Translational studies like this in IBD are important, and there is some evidence that EMMPRIN could play a role in the pathogenesis of murine models of intestinal inflammation, as well as human IBD.

EMMPRIN, MMP10 and MMP23 were up-regulated in patients with active UC as compared to UC remission, CD active or remission and control groups suggesting that these proteins may participate in the repair of the intestinal mucosa.

ACKNOWLEDGEMENTS

We would like to thank all participants to the study without whom this work would have not been possible.

    CONFLICT OF INTEREST

    The authors declared that they have no competing interests.

    AUTHORS' CONTRIBUTIONS

    GFC participate during the sample processing, performed RT-qPCR analysis for MMPs transcript level quantification data analysis and prepared the manuscript, critical reviewing and bibliographic analysis. JFC participate during the sample processing, data analysis and prepared the manuscript, critical reviewing and bibliographic analysis.
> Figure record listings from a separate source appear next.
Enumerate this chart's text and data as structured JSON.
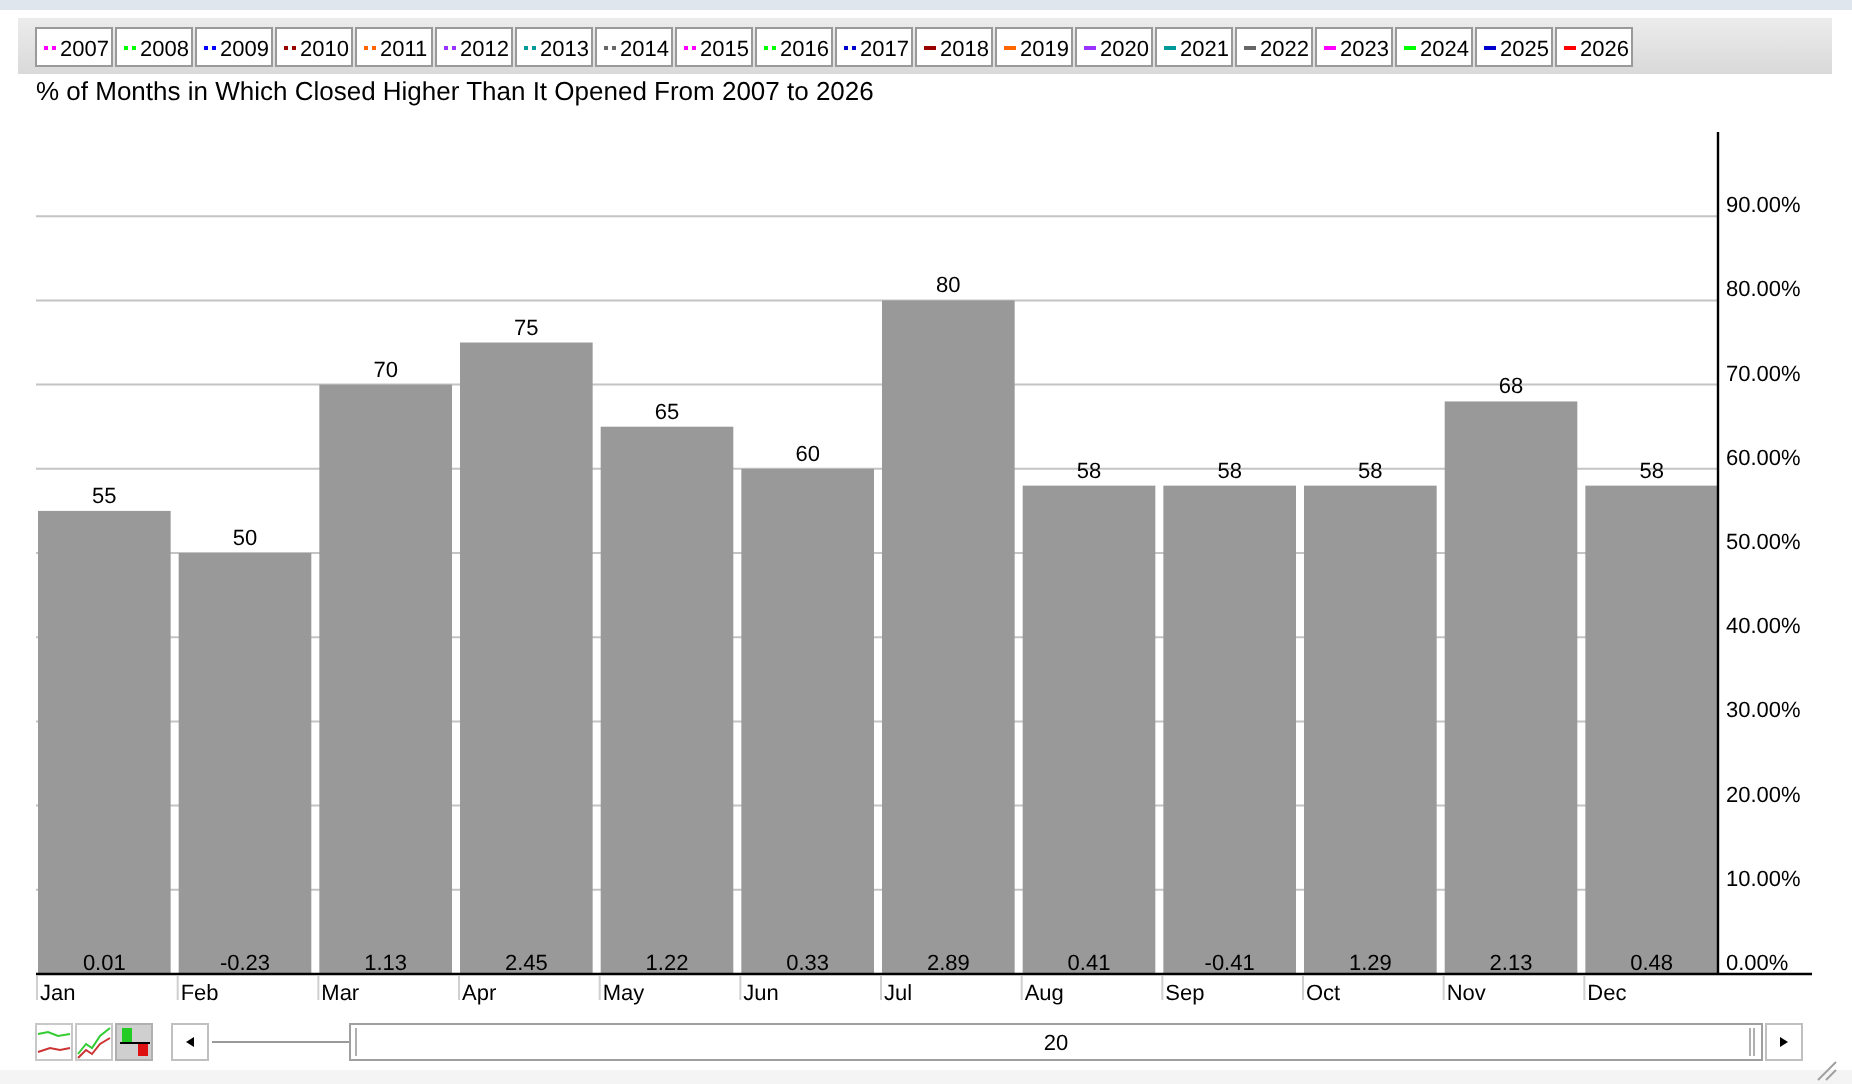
{
  "chart_data": {
    "type": "bar",
    "title": "% of Months in Which Closed Higher Than It Opened From 2007 to 2026",
    "categories": [
      "Jan",
      "Feb",
      "Mar",
      "Apr",
      "May",
      "Jun",
      "Jul",
      "Aug",
      "Sep",
      "Oct",
      "Nov",
      "Dec"
    ],
    "series": [
      {
        "color": "#999999",
        "values": [
          55,
          50,
          70,
          75,
          65,
          60,
          80,
          58,
          58,
          58,
          68,
          58
        ]
      },
      {
        "name": "2007",
        "type": "line",
        "color": "#ff00ff",
        "line_style": "dotted",
        "values": [
          null,
          null,
          null,
          null,
          null,
          null,
          null,
          null,
          null,
          null,
          null,
          null
        ]
      },
      {
        "name": "2008",
        "type": "line",
        "color": "#00ff00",
        "line_style": "dotted",
        "values": [
          null,
          null,
          null,
          null,
          null,
          null,
          null,
          null,
          null,
          null,
          null,
          null
        ]
      },
      {
        "name": "2009",
        "type": "line",
        "color": "#0000ff",
        "line_style": "dotted",
        "values": [
          null,
          null,
          null,
          null,
          null,
          null,
          null,
          null,
          null,
          null,
          null,
          null
        ]
      },
      {
        "name": "2010",
        "type": "line",
        "color": "#990000",
        "line_style": "dotted",
        "values": [
          null,
          null,
          null,
          null,
          null,
          null,
          null,
          null,
          null,
          null,
          null,
          null
        ]
      },
      {
        "name": "2011",
        "type": "line",
        "color": "#ff6600",
        "line_style": "dotted",
        "values": [
          null,
          null,
          null,
          null,
          null,
          null,
          null,
          null,
          null,
          null,
          null,
          null
        ]
      },
      {
        "name": "2012",
        "type": "line",
        "color": "#9933ff",
        "line_style": "dotted",
        "values": [
          null,
          null,
          null,
          null,
          null,
          null,
          null,
          null,
          null,
          null,
          null,
          null
        ]
      },
      {
        "name": "2013",
        "type": "line",
        "color": "#009999",
        "line_style": "dotted",
        "values": [
          null,
          null,
          null,
          null,
          null,
          null,
          null,
          null,
          null,
          null,
          null,
          null
        ]
      },
      {
        "name": "2014",
        "type": "line",
        "color": "#666666",
        "line_style": "dotted",
        "values": [
          null,
          null,
          null,
          null,
          null,
          null,
          null,
          null,
          null,
          null,
          null,
          null
        ]
      },
      {
        "name": "2015",
        "type": "line",
        "color": "#ff00ff",
        "line_style": "dotted",
        "values": [
          null,
          null,
          null,
          null,
          null,
          null,
          null,
          null,
          null,
          null,
          null,
          null
        ]
      },
      {
        "name": "2016",
        "type": "line",
        "color": "#00ff00",
        "line_style": "dotted",
        "values": [
          null,
          null,
          null,
          null,
          null,
          null,
          null,
          null,
          null,
          null,
          null,
          null
        ]
      },
      {
        "name": "2017",
        "type": "line",
        "color": "#0000cc",
        "line_style": "dotted",
        "values": [
          null,
          null,
          null,
          null,
          null,
          null,
          null,
          null,
          null,
          null,
          null,
          null
        ]
      },
      {
        "name": "2018",
        "type": "line",
        "color": "#990000",
        "line_style": "solid",
        "values": [
          null,
          null,
          null,
          null,
          null,
          null,
          null,
          null,
          null,
          null,
          null,
          null
        ]
      },
      {
        "name": "2019",
        "type": "line",
        "color": "#ff6600",
        "line_style": "solid",
        "values": [
          null,
          null,
          null,
          null,
          null,
          null,
          null,
          null,
          null,
          null,
          null,
          null
        ]
      },
      {
        "name": "2020",
        "type": "line",
        "color": "#9933ff",
        "line_style": "solid",
        "values": [
          null,
          null,
          null,
          null,
          null,
          null,
          null,
          null,
          null,
          null,
          null,
          null
        ]
      },
      {
        "name": "2021",
        "type": "line",
        "color": "#009999",
        "line_style": "solid",
        "values": [
          null,
          null,
          null,
          null,
          null,
          null,
          null,
          null,
          null,
          null,
          null,
          null
        ]
      },
      {
        "name": "2022",
        "type": "line",
        "color": "#666666",
        "line_style": "solid",
        "values": [
          null,
          null,
          null,
          null,
          null,
          null,
          null,
          null,
          null,
          null,
          null,
          null
        ]
      },
      {
        "name": "2023",
        "type": "line",
        "color": "#ff00ff",
        "line_style": "solid",
        "values": [
          null,
          null,
          null,
          null,
          null,
          null,
          null,
          null,
          null,
          null,
          null,
          null
        ]
      },
      {
        "name": "2024",
        "type": "line",
        "color": "#00ff00",
        "line_style": "solid",
        "values": [
          null,
          null,
          null,
          null,
          null,
          null,
          null,
          null,
          null,
          null,
          null,
          null
        ]
      },
      {
        "name": "2025",
        "type": "line",
        "color": "#0000cc",
        "line_style": "solid",
        "values": [
          null,
          null,
          null,
          null,
          null,
          null,
          null,
          null,
          null,
          null,
          null,
          null
        ]
      },
      {
        "name": "2026",
        "type": "line",
        "color": "#ff0000",
        "line_style": "solid",
        "values": [
          null,
          null,
          null,
          null,
          null,
          null,
          null,
          null,
          null,
          null,
          null,
          null
        ]
      }
    ],
    "ylim": [
      0,
      100
    ],
    "yticks": [
      {
        "value": 0,
        "label": "0.00%"
      },
      {
        "value": 10,
        "label": "10.00%"
      },
      {
        "value": 20,
        "label": "20.00%"
      },
      {
        "value": 30,
        "label": "30.00%"
      },
      {
        "value": 40,
        "label": "40.00%"
      },
      {
        "value": 50,
        "label": "50.00%"
      },
      {
        "value": 60,
        "label": "60.00%"
      },
      {
        "value": 70,
        "label": "70.00%"
      },
      {
        "value": 80,
        "label": "80.00%"
      },
      {
        "value": 90,
        "label": "90.00%"
      }
    ],
    "grid": "y",
    "legend": "top",
    "data_labels": true,
    "annotations": [
      {
        "text": "0.01",
        "x": "Jan",
        "y": 0
      },
      {
        "text": "-0.23",
        "x": "Feb",
        "y": 0
      },
      {
        "text": "1.13",
        "x": "Mar",
        "y": 0
      },
      {
        "text": "2.45",
        "x": "Apr",
        "y": 0
      },
      {
        "text": "1.22",
        "x": "May",
        "y": 0
      },
      {
        "text": "0.33",
        "x": "Jun",
        "y": 0
      },
      {
        "text": "2.89",
        "x": "Jul",
        "y": 0
      },
      {
        "text": "0.41",
        "x": "Aug",
        "y": 0
      },
      {
        "text": "-0.41",
        "x": "Sep",
        "y": 0
      },
      {
        "text": "1.29",
        "x": "Oct",
        "y": 0
      },
      {
        "text": "2.13",
        "x": "Nov",
        "y": 0
      },
      {
        "text": "0.48",
        "x": "Dec",
        "y": 0
      },
      "20"
    ]
  }
}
BMB and RBZ participate during the sample processing. JKYF designed and provided the research idea, directed, reassessed both clinical and histological diagnostic, and coordinate the manuscript editing.

    ETHICAL APPROVAL

    The study was approved by the Ethical and Medical Committee from National Institute of Medical Science and Nutrition Salvador Zubirán. Informed consent was obtained from all subjects. This study was performed according to the principles expressed in the Declaration of Helsinki.

    DATA AVAILABILITY STATEMENT

    Data availability will be provided upon request.